Founded in 2012, Nutmeg is a robo-advisor with a customer base that has grown to 140,000 with $4.9 billion of assets under management. While Nutmeg has yet to make a profit, robo-advising is expected to become a $1.2 trillion industry by 2024.
Nutmeg began as a pure robo-advisor, offering ISAs, pensions, and general investment accounts. Nutmeg made investments in ready-made portfolios on behalf of the customer based on its proprietary algorithm. Nutmeg launched general investment accounts, and its stocks and shares ISA in September 2012. The wealthtech grew its product line-up slowly over the years, offering pensions in February 2015, fixed allocations in January 2017 and a Lifetime ISA in April 2017. It also eventually added a Junior ISA.
In 2018, it turned to a hybrid model, with financial advisors on call to offer personalized advice to customers. Earlier this year, Nutmeg partnered with JP Morgan to offer Smart Alpha portfolios that combined active and passively managed exchange-traded funds.
Nutmeg has come a long way since its founding. In December 2016, it reported a customer base of 26,000. Today’s 140,000 customers are almost double the clients it had in January 2020. In 2018, it became the U.K.’s first wealth manager to provide an ESG rating across all of its portfolios, according to the Telegraph. Moreover, it’s championed a customer experience that’s helped it grow 70 percent year-on-year, according to the company.
Nutmeg began raising money in 2012, when it managed to raise $4.7 million in its Series A funding. According to Crunchbase, Nutmeg raised $153.6 million across eight rounds of funding in as many years.
The good, bad and ugly
Despite its growth in assets and customers, Nutmeg has not been profitable, reporting widening losses up to year after year. The Financial Times Advisor clocked Nutmeg’s losses at $27.1 million in 2019.
In that sense, JPMorgan’s acquisition of Nutmeg could be a good thing, both for the fintech and the bank. For Nutmeg, the acquisition eases pressure on the robo-advisor to turn a profit. It also finds a wealth of resources at its disposal with JPMorgan’s own expertise, experience and vast partner network.
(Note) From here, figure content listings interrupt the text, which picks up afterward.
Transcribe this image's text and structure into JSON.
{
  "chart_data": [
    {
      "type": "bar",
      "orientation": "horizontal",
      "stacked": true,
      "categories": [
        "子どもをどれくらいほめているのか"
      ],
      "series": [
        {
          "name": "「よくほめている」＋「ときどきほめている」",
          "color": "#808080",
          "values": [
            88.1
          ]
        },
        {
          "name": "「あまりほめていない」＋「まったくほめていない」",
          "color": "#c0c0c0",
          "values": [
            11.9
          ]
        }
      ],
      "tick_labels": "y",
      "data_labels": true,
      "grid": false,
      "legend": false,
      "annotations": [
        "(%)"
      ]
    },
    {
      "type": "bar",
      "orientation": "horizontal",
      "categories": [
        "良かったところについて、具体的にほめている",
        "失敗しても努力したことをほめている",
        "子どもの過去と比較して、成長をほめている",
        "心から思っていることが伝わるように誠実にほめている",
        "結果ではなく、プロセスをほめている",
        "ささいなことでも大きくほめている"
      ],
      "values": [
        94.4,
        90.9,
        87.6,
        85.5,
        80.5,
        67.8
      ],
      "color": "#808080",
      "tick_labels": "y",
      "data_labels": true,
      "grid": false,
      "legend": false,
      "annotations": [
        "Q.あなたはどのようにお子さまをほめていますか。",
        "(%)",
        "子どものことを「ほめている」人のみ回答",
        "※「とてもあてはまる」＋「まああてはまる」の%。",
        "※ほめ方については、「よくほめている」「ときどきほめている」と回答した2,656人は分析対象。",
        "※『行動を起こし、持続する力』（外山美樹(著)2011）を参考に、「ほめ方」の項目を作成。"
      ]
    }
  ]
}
Nutmeg can then focus on improving and scaling its products, all of which can be bankrolled by JPMorgan’s wallet.
Moreover, Nutmeg would benefit from a new thrust of customers that Chase may bring in when it launches in the U.K. Robo-advisory is expected to grow organically and for JPMorgan, there’s a clear interest in developing a robo-advisory arm within its digital bank offerings in Britain.
While JPMorgan preps for Chase’s launch in the U.K., it can look to Goldman Sachs and its success with Marcus. When Goldman Sachs took the Marcus brand across the pond in 2018, it had acquired half a million customers by June 2020. Marcus expanded close to $30 billion in deposits last year, and this year, it announced that it was rolling out its own robo-advisory too.